The first hint is the minimalist landscaping.
Next, the slim, brushed-metal house numbers, followed by an original front door sporting a tidy column of square windows against a jaunty lime-green backdrop.
But push the doorbell and four muffled, familiar notes – “Meet-the-Jet-sons” – twinkle inside.
Meet the Stadus family of Waterloo: R.J., Mary, both 44, and Monty, a two-year-old Norwich terrier; more dedicated mid-century modern aficionados would be difficult to find in southwestern Ontario.
While this story begins with how they rescued this 1956 house in Waterloo’s desirable Westmount neighbourhood from decades of neglect, it doesn’t end there.
“I used to jog past this house all the time,” says Mr. Stadus, who, in 2005, lived about a kilometre away in an early-eighties “faux colonial” that was big enough to house the couple’s marketing business and extended visits from family members, plus featured “certain rooms I would go into every few weeks and think ‘Oh, I haven’t seen this room in a while,’” he said.
The couple was drawn, however, to the smaller 1956 house’s clean lines, low profile and gentle placement on the large lot so when the “For Sale” sign appeared, they immediately arranged to get inside. Halfway through their walkthrough, they decided to purchase, despite the growing list of projects they’d tallied inside and the wildly overgrown English garden outside.
They didn’t waste any time: “When the [old] owners were driving out when we took possession, we had our landscaper drive up behind them,” he laughs. Everything, except the two mature trees in front yard, was carted away. “We bought a bunch of old Sunset magazines from the period and said, ‘Okay, how would they have landscaped it back in the day?’ ”
They read articles by the esteemed American landscape architect Garrett Eckbo, who studied under Bauhaus master Walter Gropius at Harvard in the late 1930s.
They sweated the small stuff, too: the “curlicue things” sandwiched between the three sets of twin posts holding up the covered walkway to the front door were sacrificed to the Modernist Gods – “That was a happy day,” jokes Ms. Stadus – and unattractive house numbers were jettisoned.
Inside, everything except the kitchen – which wasn’t to their taste but had been renovated so recently they didn’t have the heart to tear it out – was brought back to the studs. Failing windows were replaced, bathrooms renovated, and the second-largest bedroom was converted to a dressing room complete with vanity. Hulking ductwork in the walkout basement was replaced to gain ceiling height so the couple could place their business there.
Much of the furniture was replaced with mid-century classics – an Isamu Noguchi coffee table, a Saarinen dining set, a teak bed – and a local artist was commissioned to create a large painting inspired by Karl Benjamin’s work for the living room. At some point after that, the Jetsons doorbell was installed.

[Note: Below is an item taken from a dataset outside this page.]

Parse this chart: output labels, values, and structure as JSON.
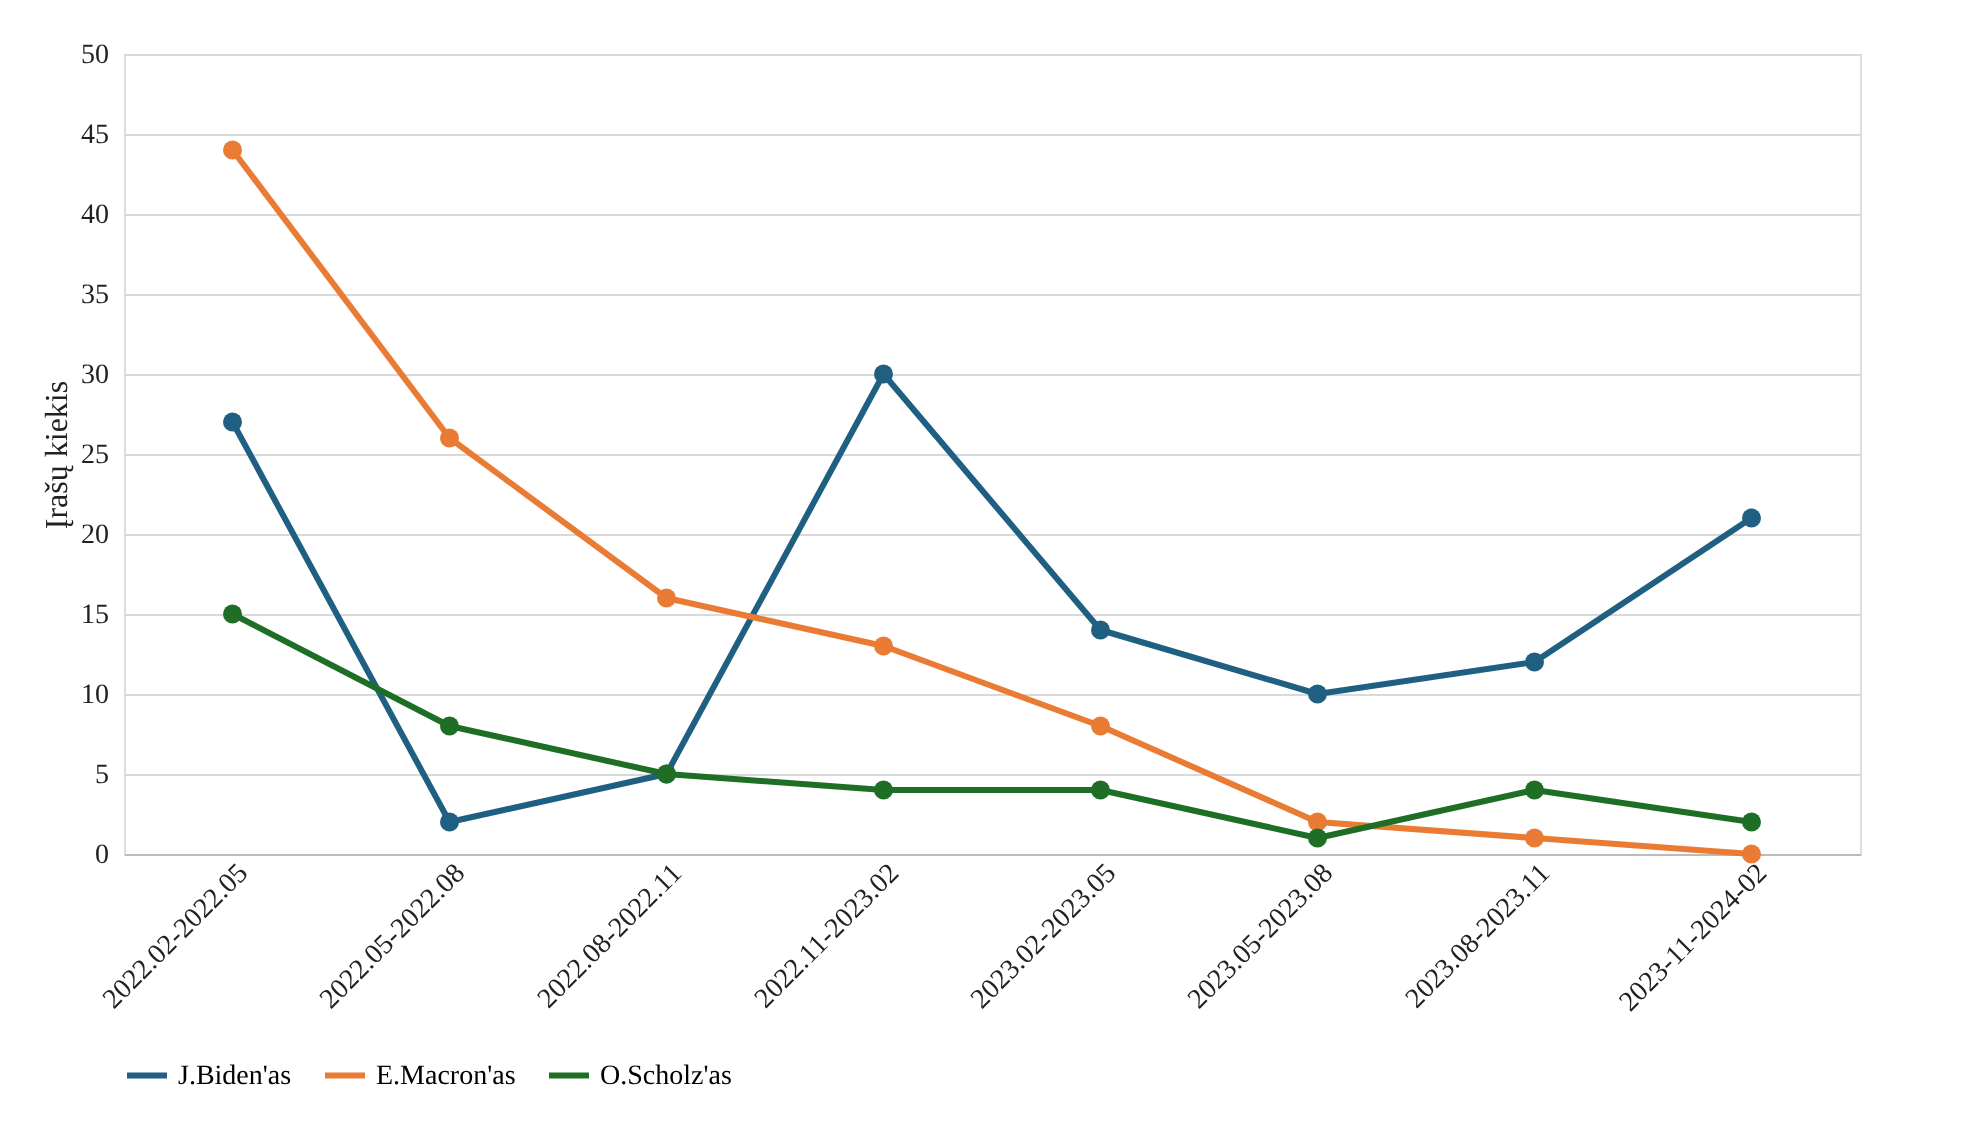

Dedication. Modernist gods appeased. But that’s nothing compared to what came next.
A neighbour revealed his wife had grown up in the house; even better, he offered to arrange for his mother-in-law to visit, since she’d had the house built and could answer many questions. “And we were all over that,” says Ms. Stadus .
It took a year to arrange, but when the octogenarian came over, the couple learned a lot more than which rooms had been kids’ bedrooms and the colour of carpeting: They learned the house had been built from plans purchased from Better Homes & Gardens in 1955 … or thereabouts.
They went to the library to search for the little advertisement she must have clipped. Hours, patience and reels of microfiche were exhausted. Eyes grew bleary. And then they saw it.
The house was the cover story. The accompanying article, “The house of seven children … and tranquil parents,” placed the original home in Golden Valley, Minn., and named Carl Graffunder, who also studied under Gropius, as architect. Needless to say, when they got home they hit eBay for the issue; it now hangs in their basement hallway.
That’s not all. Mr. Graffunder was still alive, so they wrote him a letter, which began: “We’re writing to tell you that we live in a house you designed and we love it!” Three months later, during breakfast, the phone rang; the 90-something architect took Mr. Stadus by surprise: “It’s like when you’re in high school and your date comes to the door and you’re not ready,” he says, feigning panic.
While he “missed all kinds of opportunities to ask him some great questions,” a detailed letter arrived from Mr. Graffunder’s daughter, Sybil, a little while later. Also an architect, she told the couple of her father’s “primary influences,” which were “the work of Antonin Raymond and Japanese architecture.” She compared the magazine house with their Waterloo version and set their minds at ease on some points, concluding with: “It’s been fun writing about these things.”
That was a few years ago.
Last week, members of Waterloo’s municipal heritage committee visited. They think the house might be a shoo-in for designation. If so, it’ll be Waterloo’s first mid-century modern listing.
“We see what’s going on in the neighbourhood with some of these houses,” Mr. Stadus said. “The character of the neighbourhood is beginning to get lost, and that really saddens us.”